Microsoft Research is working on a GPS technology that gets around high power requirements by offloading the heavy number crunching to the cloud. MIT Technology Review reports that the company is developing something called Cloud-Offloaded GPS (CO-GPS) and is testing a new mobile sensing platform called CLEO that puts the idea into practice. The research group’s findings were recently published in the 10th ACM Conference on Embedded Networked Sensor Systems. Right now, the GPS antenna in your smartphone is its biggest energy hog, completely running down the battery in about six hours if it’s left on constantly. The research team shows that using CO-GPS they can theoretically get constant sensing for a year and a half with one measurement per second granularity using just two AA batteries.

Ordinarily, in order for your phone to get a fix on your location, it needs to work for 30 seconds or so to pull down the necessary information from orbiting satellites.

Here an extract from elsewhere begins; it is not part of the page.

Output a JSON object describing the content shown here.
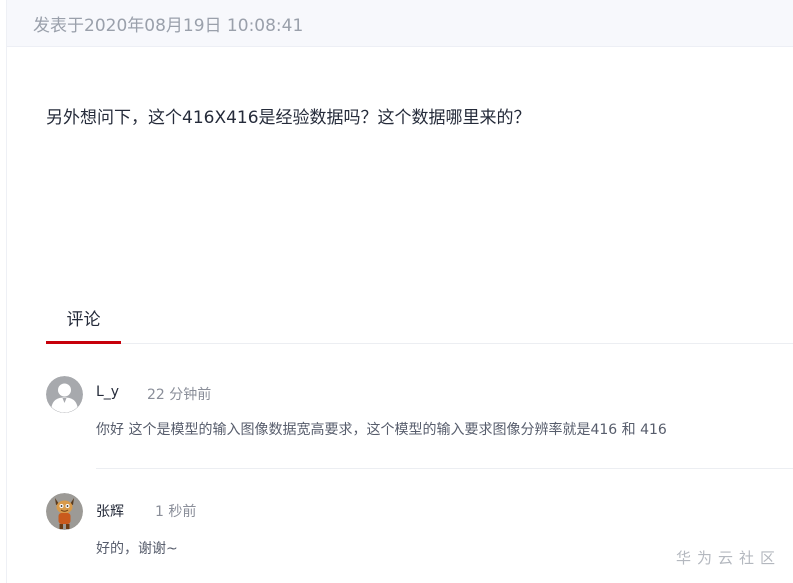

There’s also a lot of heavy signal processing work that needs to be done just to acquire a connection and track the satellites as they move. Researchers are finding that by tweaking things just so, and offloading the heavy lifting to the cloud, they can get an initial fix from just a few miliseconds’ worth of data. The cloud service also leverages publicly available information like satellite trajectories and an Earth elevation database to do more with less, getting power consumption that’s orders of magnitude lower than what we currently have. For example, to get an initial GPS fix on a smartphone with current technology takes about one Joule of energy. Using the researchers’ technique cuts that to 0.4 millijoules — a 99.96 percent cut.

The team believes that the dramatic improvement in efficiency will lead to new services based on continuous GPS logging; for example, building a database of noise pollution levels in a given city, or getting tailored directions or search results based on the routes you most commonly drive. The team also hopes to push the efficiency of its solution even higher by experimenting with new compression techniques and refining its signal processing algorithms.